Chaque organisation syndicale s’est engagée dans une course à l’élection. Une contradiction selon Dominique Andolfato qui complète : « Les syndicats nous donnent l’impression qu’ils ont fait une croix sur les adhérents, qu’ils nourrissent une vocation générale et un pouvoir de représentation de fait. C’est une façon de penser dangereuse. Cela signifie que les syndicats peuvent fonctionner sans être en immersion voire sans adhérents. Ils sont devenus des organisations de professionnels de la représentation. Si bien que le dialogue social devient un théâtre d’ombres car tout cela se passe dans le dos des salariés. Il faut renouer avec un syndicalisme d’adhérents ».
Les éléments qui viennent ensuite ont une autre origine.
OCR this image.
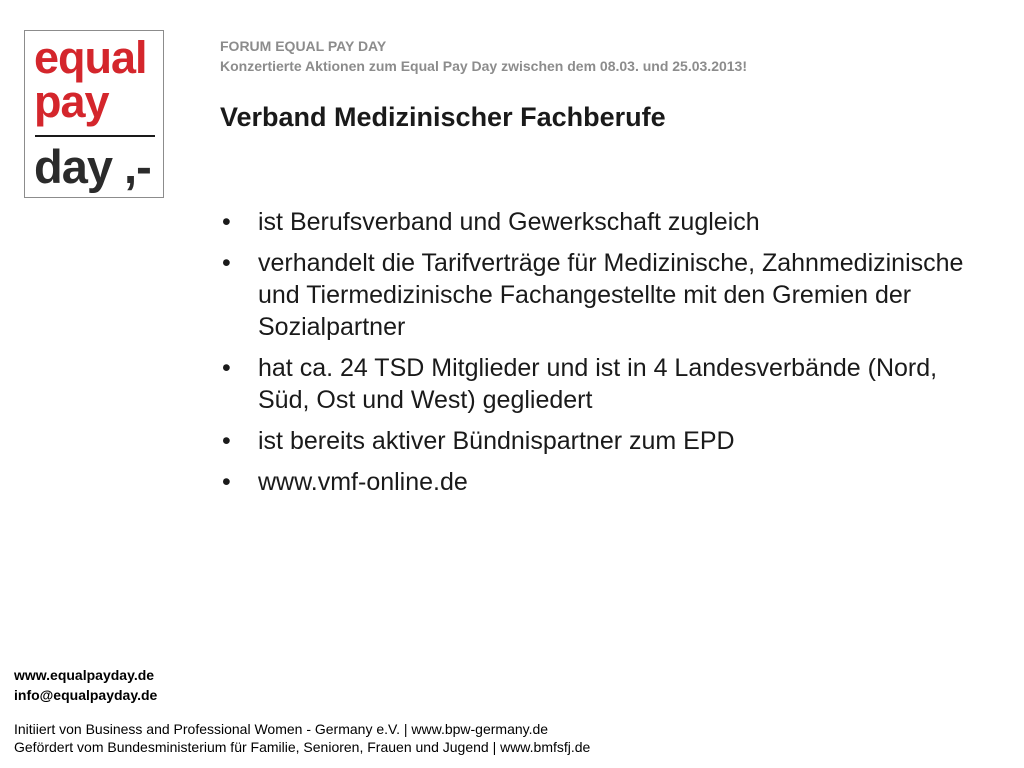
equal
pay
day ,-
FORUM EQUAL PAY DAY
Konzertierte Aktionen zum Equal Pay Day zwischen dem 08.03. und 25.03.2013!
Verband Medizinischer Fachberufe
• ist Berufsverband und Gewerkschaft zugleich
• verhandelt die Tarifverträge für Medizinische, Zahnmedizinische und Tiermedizinische Fachangestellte mit den Gremien der Sozialpartner
• hat ca. 24 TSD Mitglieder und ist in 4 Landesverbände (Nord, Süd, Ost und West) gegliedert
• ist bereits aktiver Bündnispartner zum EPD
• www.vmf-online.de
www.equalpayday.de
info@equalpayday.de
Initiiert von Business and Professional Women - Germany e.V. | www.bpw-germany.de
Gefördert vom Bundesministerium für Familie, Senioren, Frauen und Jugend | www.bmfsfj.de
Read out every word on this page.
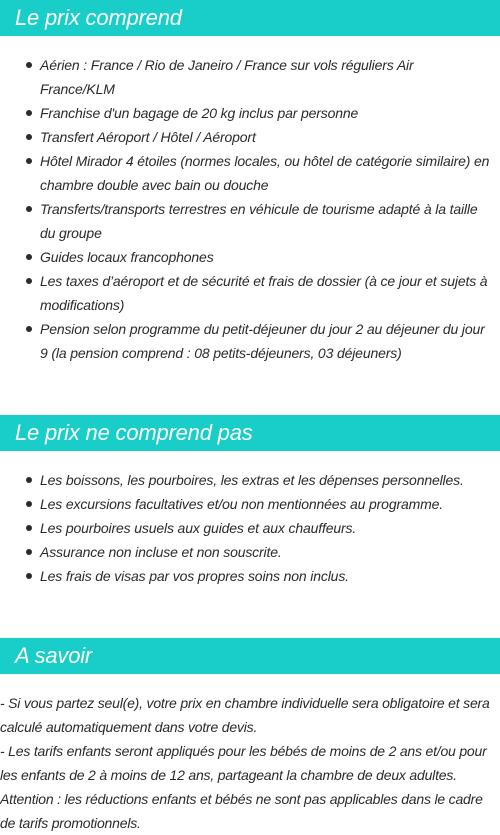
Le prix comprend
Aérien : France / Rio de Janeiro / France sur vols réguliers Air France/KLM
Franchise d'un bagage de 20 kg inclus par personne
Transfert Aéroport / Hôtel / Aéroport
Hôtel Mirador 4 étoiles (normes locales, ou hôtel de catégorie similaire) en chambre double avec bain ou douche
Transferts/transports terrestres en véhicule de tourisme adapté à la taille du groupe
Guides locaux francophones
Les taxes d’aéroport et de sécurité et frais de dossier (à ce jour et sujets à modifications)
Pension selon programme du petit-déjeuner du jour 2 au déjeuner du jour 9 (la pension comprend : 08 petits-déjeuners, 03 déjeuners)
Le prix ne comprend pas
Les boissons, les pourboires, les extras et les dépenses personnelles.
Les excursions facultatives et/ou non mentionnées au programme.
Les pourboires usuels aux guides et aux chauffeurs.
Assurance non incluse et non souscrite.
Les frais de visas par vos propres soins non inclus.
A savoir

- Si vous partez seul(e), votre prix en chambre individuelle sera obligatoire et sera calculé automatiquement dans votre devis.

- Les tarifs enfants seront appliqués pour les bébés de moins de 2 ans et/ou pour les enfants de 2 à moins de 12 ans, partageant la chambre de deux adultes.

Attention : les réductions enfants et bébés ne sont pas applicables dans le cadre de tarifs promotionnels.
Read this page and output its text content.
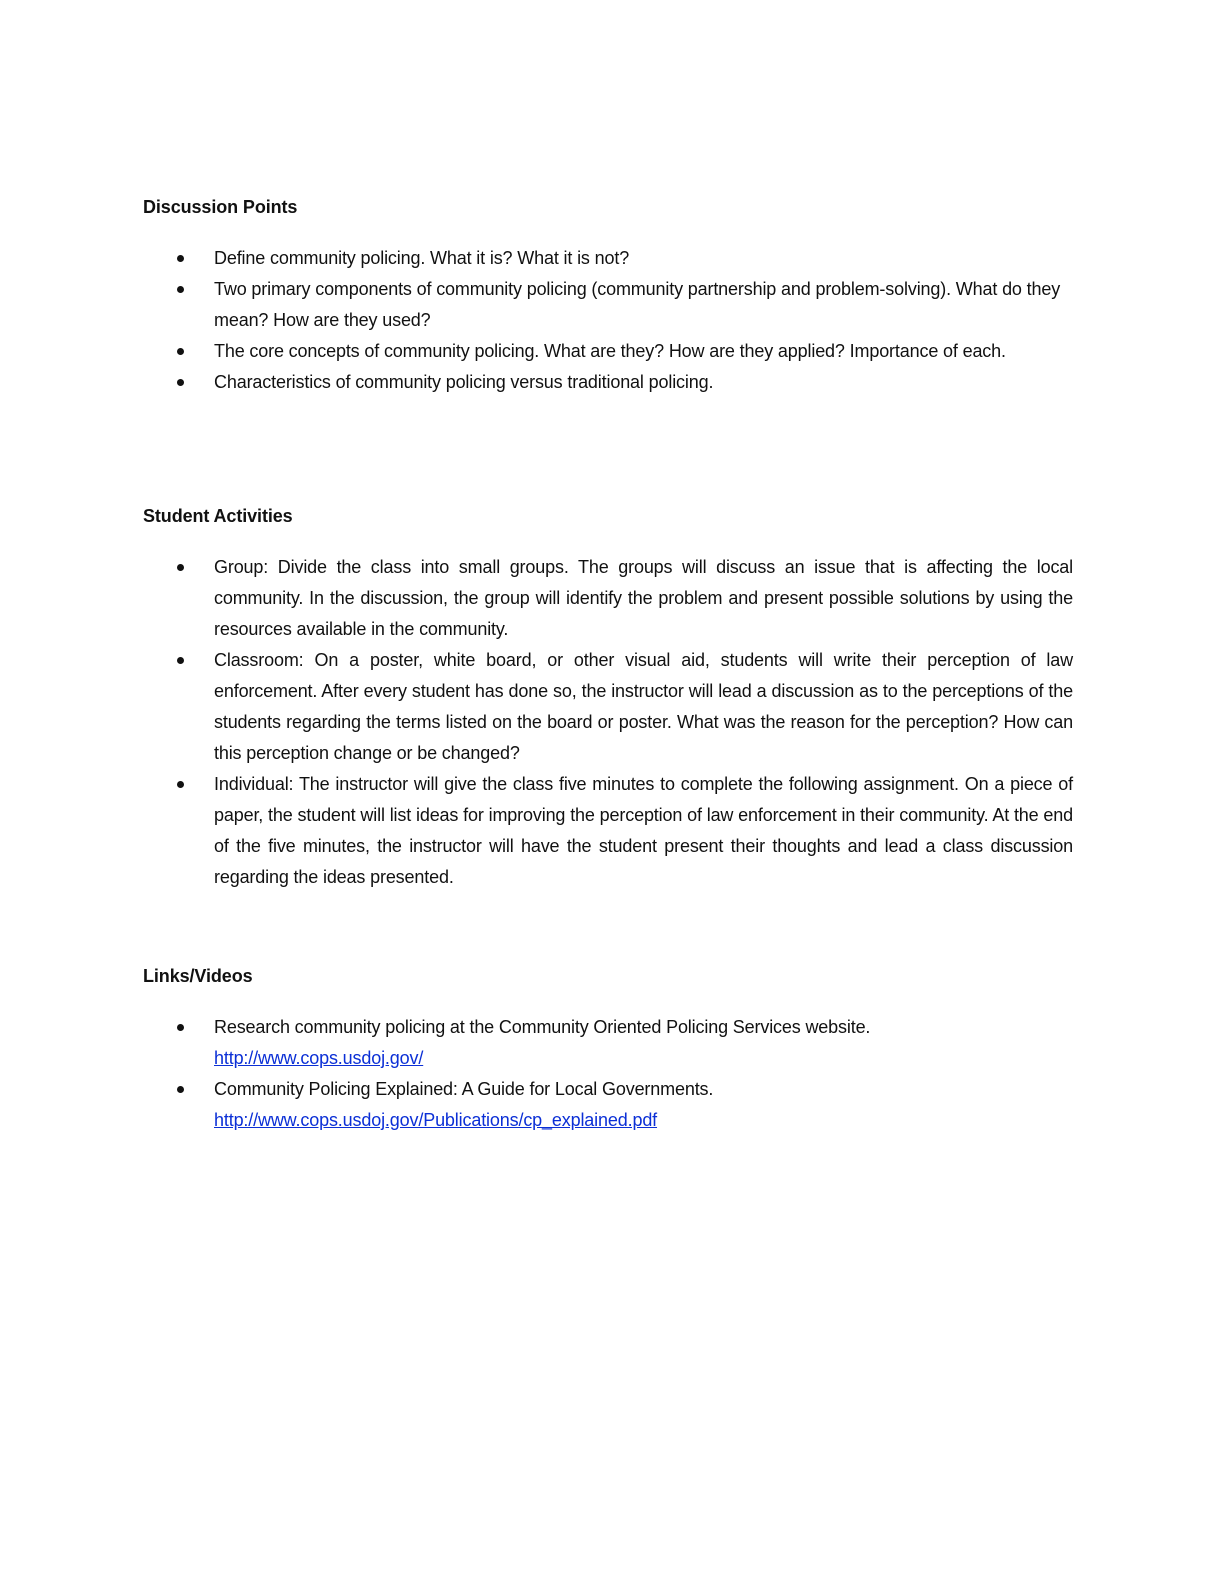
Discussion Points
Define community policing. What it is? What it is not?
Two primary components of community policing (community partnership and problem-solving). What do they mean? How are they used?
The core concepts of community policing. What are they? How are they applied? Importance of each.
Characteristics of community policing versus traditional policing.
Student Activities
Group: Divide the class into small groups. The groups will discuss an issue that is affecting the local community. In the discussion, the group will identify the problem and present possible solutions by using the resources available in the community.
Classroom: On a poster, white board, or other visual aid, students will write their perception of law enforcement. After every student has done so, the instructor will lead a discussion as to the perceptions of the students regarding the terms listed on the board or poster. What was the reason for the perception? How can this perception change or be changed?
Individual: The instructor will give the class five minutes to complete the following assignment. On a piece of paper, the student will list ideas for improving the perception of law enforcement in their community. At the end of the five minutes, the instructor will have the student present their thoughts and lead a class discussion regarding the ideas presented.
Links/Videos
Research community policing at the Community Oriented Policing Services website.
http://www.cops.usdoj.gov/
Community Policing Explained: A Guide for Local Governments.
http://www.cops.usdoj.gov/Publications/cp_explained.pdf
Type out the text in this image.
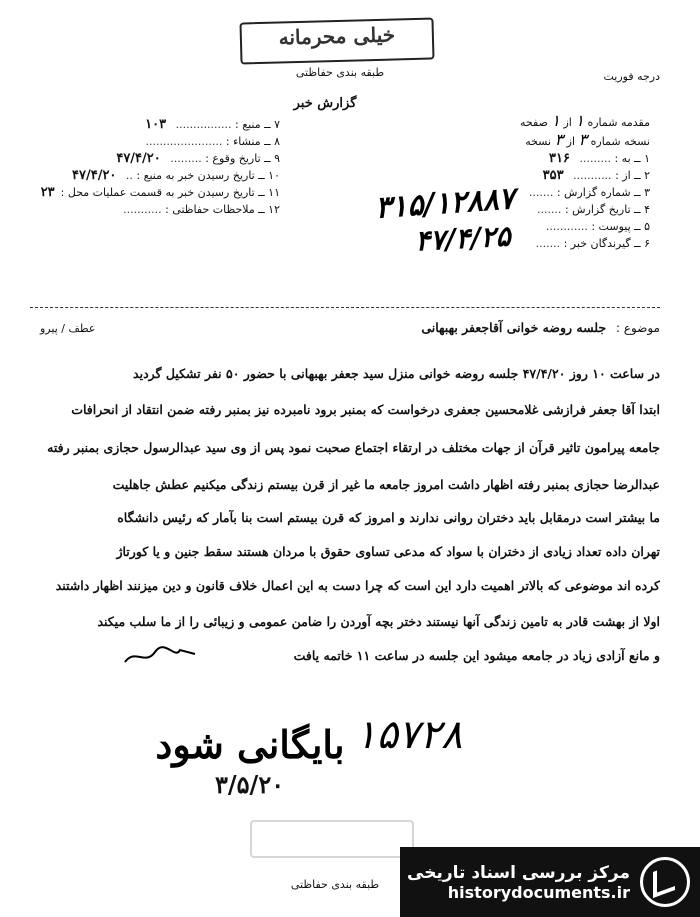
خیلی محرمانه
طبقه بندی حفاظتی	درجه فوریت
گزارش خبر
۷ ــ منبع : ................ ۱۰۳
۸ ــ منشاء : ......................
۹ ــ تاریخ وقوع : ......... ۴۷/۴/۲۰
۱۰ ــ تاریخ رسیدن خبر به منبع : .. ۴۷/۴/۲۰
۱۱ ــ تاریخ رسیدن خبر به قسمت عملیات محل :۲۳
۱۲ ــ ملاحظات حفاظتی : ...........
مقدمه شماره ۱ از ۱ صفحه
نسخه شماره ۳ از ۳ نسخه
۱ ــ به : ......... ۳۱۶
۲ ــ از : ........... ۳۵۳
۳ ــ شماره گزارش : .......
۴ ــ تاریخ گزارش : .......
۵ ــ پیوست : ............
۶ ــ گیرندگان خبر : .......
۳۱۵/۱۲۸۸۷
۴۷/۴/۲۵
موضوع : جلسه روضه خوانی آقاجعفر بهبهانی
عطف / پیرو
در ساعت ۱۰ روز ۴۷/۴/۲۰ جلسه روضه خوانی منزل سید جعفر بهبهانی با حضور ۵۰ نفر تشکیل گردید
ابتدا آقا جعفر فرازشی غلامحسین جعفری درخواست که بمنبر برود نامبرده نیز بمنبر رفته ضمن انتقاد از انحرافات
جامعه پیرامون تاثیر قرآن از جهات مختلف در ارتقاء اجتماع صحبت نمود پس از وی سید عبدالرسول حجازی بمنبر رفته
عبدالرضا حجازی بمنبر رفته اظهار داشت امروز جامعه ما غیر از قرن بیستم زندگی میکنیم عطش جاهلیت
ما بیشتر است درمقابل باید دختران روانی ندارند و امروز که قرن بیستم است بنا بآمار که رئیس دانشگاه
تهران داده تعداد زیادی از دختران با سواد که مدعی تساوی حقوق با مردان هستند سقط جنین و یا کورتاژ
کرده اند موضوعی که بالاتر اهمیت دارد این است که چرا دست به این اعمال خلاف قانون و دین میزنند اظهار داشتند
اولا از بهشت قادر به تامین زندگی آنها نیستند دختر بچه آوردن را ضامن عمومی و زیبائی را از ما سلب میکند
و مانع آزادی زیاد در جامعه میشود این جلسه در ساعت ۱۱ خاتمه یافت
۱۵۷۲۸
بایگانی شود
۳/۵/۲۰
طبقه بندی حفاظتی
مرکز بررسی اسناد تاریخی
historydocuments.ir
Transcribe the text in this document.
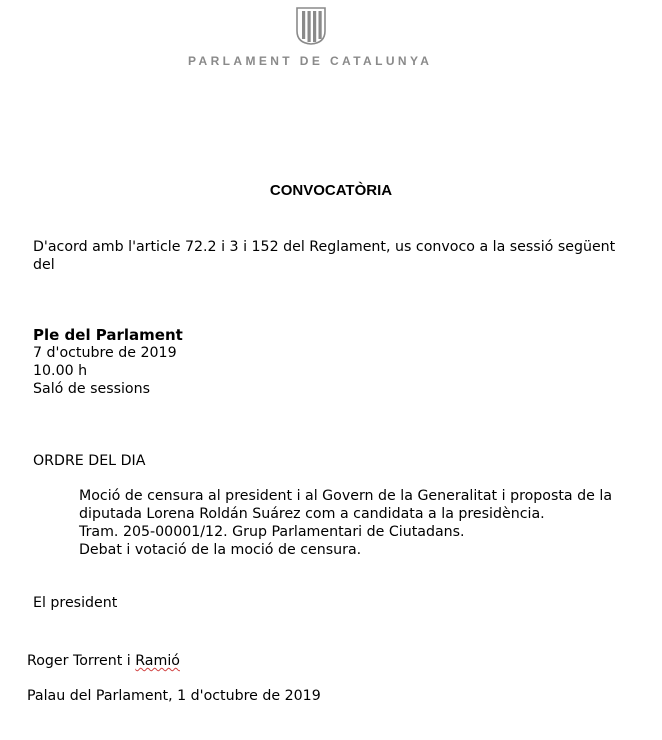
PARLAMENT DE CATALUNYA
CONVOCATÒRIA
D'acord amb l'article 72.2 i 3 i 152 del Reglament, us convoco a la sessió següent
del
Ple del Parlament
7 d'octubre de 2019
10.00 h
Saló de sessions
ORDRE DEL DIA
Moció de censura al president i al Govern de la Generalitat i proposta de la
diputada Lorena Roldán Suárez com a candidata a la presidència.
Tram. 205-00001/12. Grup Parlamentari de Ciutadans.
Debat i votació de la moció de censura.
El president
Roger Torrent i Ramió
Palau del Parlament, 1 d'octubre de 2019
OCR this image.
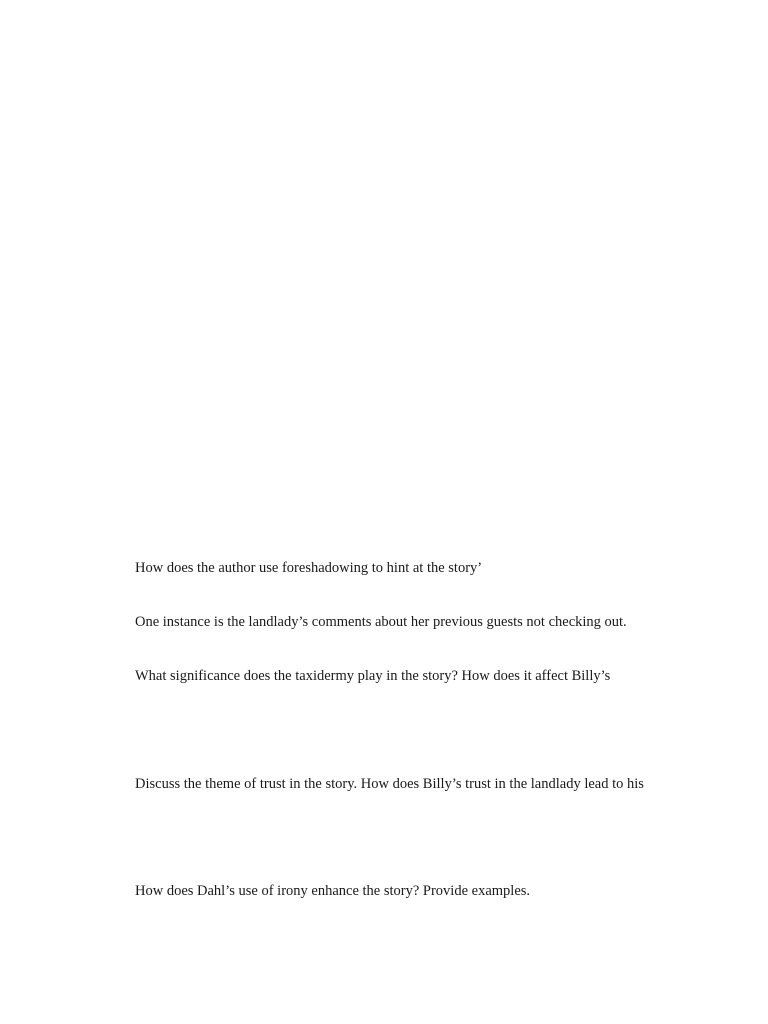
How does the author use foreshadowing to hint at the story’

One instance is the landlady’s comments about her previous guests not checking out.

What significance does the taxidermy play in the story? How does it affect Billy’s

Discuss the theme of trust in the story. How does Billy’s trust in the landlady lead to his

How does Dahl’s use of irony enhance the story? Provide examples.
Inciter les salariés à participer à la démocratie sociale

Contrairement aux pays à fort taux de syndicalisation, les syndicats français, sauf rares exceptions comme dans le milieu du livre ou celui des dockers, ne bénéficient de certains avantages contractuels. Et pourtant pour renouer le lien tant délité entre syndicats et instances représentatives, certaines entreprises recourent à des initiatives qui dynamisent le moment des élections. Au-delà du classique clivage entre CFDT et CGT qui oppose un syndicalisme ouvert aux évolutions et « un autre de la protestation, de la gouaille et du tribunicien », comme le décrit Dominique Andolfatto, des nuances plus fines sont à mettre en exergue. « Les organisations ne sont pas monolithiques. Plus que des syndicats, il existe une multitude d’équipes parfois sous la même bannière. La CGT de Renault n’a rien à voir avec celle d’Air France. Et cela est un signe de changement : il faut moins parler du sigle que de l’équipe qu’on a en face de soi et du secteur d’activité et l’entreprise », complète le spécialiste des syndicats.

Certaines idées pourtant poussiéreuses pourraient être remises au goût du jour. Il y a 20 ans le groupe AXA remettait un chèque syndical à chaque salarié, libre ensuite à ces derniers de le donner à un syndicat. Mais la moitié des chèques sont perdus… Encore aujourd’hui, l’entreprise franco-belge Solvay pratique le chèque syndical. « C’est un moyen pour renouer avec le syndicalisme et qui obligeait les syndicats à être plus à l’écoute. Les syndicats devraient développer des enquêtes pour mieux connaître les salariés. Une autre solution alternative pour recréer du lien serait celle de rembourser les cotisations comme en Belgique », soutient Dominique Andolfatto. La plupart des syndicats refusent de considérer le faible taux de syndicalisation comme un indicateur de la crise du syndicalisme arguant que 97% des salariés – chiffre avancé par la direction nationale de la CGT – sont couverts par des accords de branche négociés par les IRP dont les syndicats. Cela dit, qu’en sera-t-il des actifs « ubérisés », de ces freelancers dont le contrat est rarement requalifié, etc. ? La question du syndicalisme continue d’interroger notamment face à l’évolution de certains secteurs d’activités.